Thursday, August 28, 2008

Mango Mourning

We are in deep mourning today as our mango tree is being removed. As I sit typing this I hear the sound of the chainsaw. Over the last few years it has been ailing. We have had the Tree Doctor in several times.

On 15th January, 2003 the notes say "the tree is showing marked signs of decline. A secondary infestation of ambrosia beetle exists."

On 7th April, 2006 the notes were "leaf colour is poor with interveinal clorosis throughout the canopy."

Nothing lasts forever, and the tree is probably sixty years old. It now looks terrible and it is time to bite the bullet.

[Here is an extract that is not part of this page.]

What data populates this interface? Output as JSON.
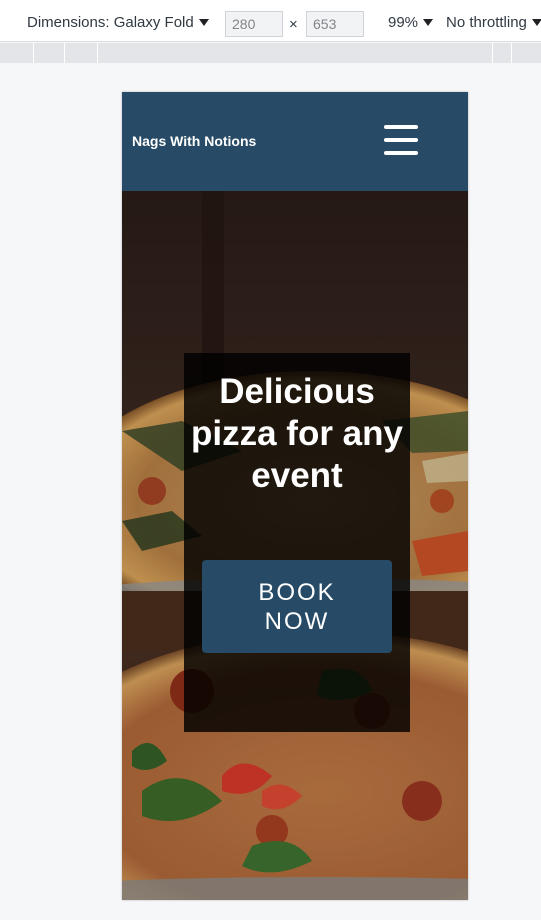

Over the years it has given us enormous pleasure. It gave shade, and it gave fruit. The fruit were enormous - sometimes over a kilo each. They were sweet, delicious, and a blessing. To harvest one's own mangoes in inner city Sydney was an amazing thing.

Farewell, tree. We loved you.

Sunday, August 17, 2008

I've got a new toy

And I am truly besotted. It is an Asus eee PC 901 netbook.

For years I have sought connectivity on the road. I've trundled around a Texas Instruments Silent 700 with acoustic coupler.

No screen, a roll of thermal paper, and two sockets to plug your phone into. I used it for my first email on the road. Email then was done 256 characters at a time, from a DOS command prompt, and printed on the thermal paper. This must have been 1979-80.

There were the years of trying to find (and often unscrew) telephone connections in hotel rooms, near a powerpoint. There were the years of going through switchboards to try and call interstate numbers for packet switched networks. Those were the days before free calls or 1800 numbers, and switchboards often had bans on interstate calls.

I've lumped around heavy laptops and experimented with all kinds of different ways of staying connected. I've pointed my infrared mobile phone to my old Palm Pilot (yes, it worked) and jumped through all kinds of hoops just to get online.

Things are so much easier. I now have gmail on my mobile phone with no problems at all. Even in a hotel room in Athens, without having made any prior arrangements, I could just click and receive my mail.

One of the big changes in my computing over the last year or so is that I have moved just about everything out into the 'cloud.' Because I travel a lot, and have a laptop and desktop, I got sick of making sure all my files were on both computers, that Outlook had copies of all my email, that I had a memory stick with the appropriate files on it. No more. I have moved everything to gmail. I use Google docs for the files that need transferring. Plaxo and gmail run my contacts. I use Facebook and various wikis and google groups. All I need is connectivity, I don't need huge processing power.

I thought about an IPhone, what with all the hype, but that really isn't what I needed. My Nokia 6230 does a lot of good stuff for me and I saw no need to replace it. I have an iPod already and it works well.

When Michael showed me an article in the SMH on netbooks, I was hooked. It took maybe two weeks for me to make up my mind, rush out and buy one. I did a bit of research, and it came to a decision between the Acer Aspire One, and the Asus eee. My local computer shop has been very good to me so I like to give them my business. They recommended the eee, so I went ahead.

I picked it up on Saturday and spent the weekend playing with it. It was a joy.

I turned it on, it booted up with no problems. I asked it to connect to my wireless network at home - no problem. I was downloading Firefox within minutes. Then I thought I'd see about a bluetooth connection with my phone, so I activated the bluetooth connections on both machines, downloaded the Nokia PC Suite, and synched my phone. I'll configure it to work with my phone as a dialup modem too, just to be on the safe side.

I wondered about connecting it to our small digital camera - no worries. Just took the SD card out of the camera and plugged it into the socket on the eee. Up popped all the photos. Today I'll see how it goes with the bigger CF card from my Canon 30D SLR. I'll just plug the cable into one of the USB slots.

Skype? No problem, built in webcam and microphone.

I am overwhelmed with how easy all this was, compared with the struggles I have had in years past. Getting some of that functionality to work in the past has taken days of frustration.

Now Michael wants one. Who can blame him?